Manu Dagher

Personal information
- Full name: Manu Dagher
- Date of birth: 12 October 1984 (age 41)
- Place of birth: Foya Kamara, Liberia
- Height: 1.69 m (5 ft 7 in)
- Position: Striker

Youth career
- Baronie
- Heerenveen

Senior career*
- Years: Team / Apps / (Gls)
- 2005–2008: Dordrecht / 88 / (8)
- 2009–2011: Kozakken Boys
- 2011–2013: Waltham Forest / 71 / (22)

= Manu Dagher =

Liberian footballer

Manu Dagher (born 12 October 1984) is a Liberian retired footballer who played as a striker. He is signed to Waltham Forest in England and was also a member of the Liberia national football team.

==Club career==
Dagher played for the Baronie and Heerenveen youth teams.
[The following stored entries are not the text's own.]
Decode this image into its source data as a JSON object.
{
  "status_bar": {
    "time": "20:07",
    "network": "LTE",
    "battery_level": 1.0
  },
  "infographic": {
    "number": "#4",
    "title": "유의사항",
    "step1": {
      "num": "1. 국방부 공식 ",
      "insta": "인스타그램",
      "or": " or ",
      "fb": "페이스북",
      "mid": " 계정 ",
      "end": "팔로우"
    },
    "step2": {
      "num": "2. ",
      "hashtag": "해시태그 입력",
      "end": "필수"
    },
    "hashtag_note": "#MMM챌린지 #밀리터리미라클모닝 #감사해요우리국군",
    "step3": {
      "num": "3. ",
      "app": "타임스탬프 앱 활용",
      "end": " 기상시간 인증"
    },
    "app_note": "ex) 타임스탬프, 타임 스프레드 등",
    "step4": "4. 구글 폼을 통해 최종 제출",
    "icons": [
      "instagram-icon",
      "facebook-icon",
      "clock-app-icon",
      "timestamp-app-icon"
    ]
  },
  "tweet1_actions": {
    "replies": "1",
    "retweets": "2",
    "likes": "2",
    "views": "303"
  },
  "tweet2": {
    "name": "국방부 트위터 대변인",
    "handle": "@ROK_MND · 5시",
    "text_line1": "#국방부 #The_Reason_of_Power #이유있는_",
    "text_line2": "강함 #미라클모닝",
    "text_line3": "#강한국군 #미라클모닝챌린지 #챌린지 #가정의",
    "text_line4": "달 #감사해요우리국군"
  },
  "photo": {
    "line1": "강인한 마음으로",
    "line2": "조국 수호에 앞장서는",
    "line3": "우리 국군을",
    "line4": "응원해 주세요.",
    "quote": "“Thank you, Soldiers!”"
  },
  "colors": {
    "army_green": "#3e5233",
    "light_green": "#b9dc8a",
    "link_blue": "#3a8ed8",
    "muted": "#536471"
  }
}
He left Baronie for Eerste Divisie side FC Dordrecht in 2005 but was released by them after the 2007/08 season and in September 2009 he signed a contract with Dutch non-league side Kozakken Boys from Werkendam. Dagher stated he still wanted to succeed in football. He scored on his debut in a 3–5 away win at Zwaluwen '30.

In August 2011 he signed for Waltham Forest.

==Personal life==
He left his native Liberia by himself in 2002, ending up in a Dutch camp for pro club seekers near Breda. In Holland he later met his future wife Maima and they later had two children called Cheyenne and Nadim Dagher.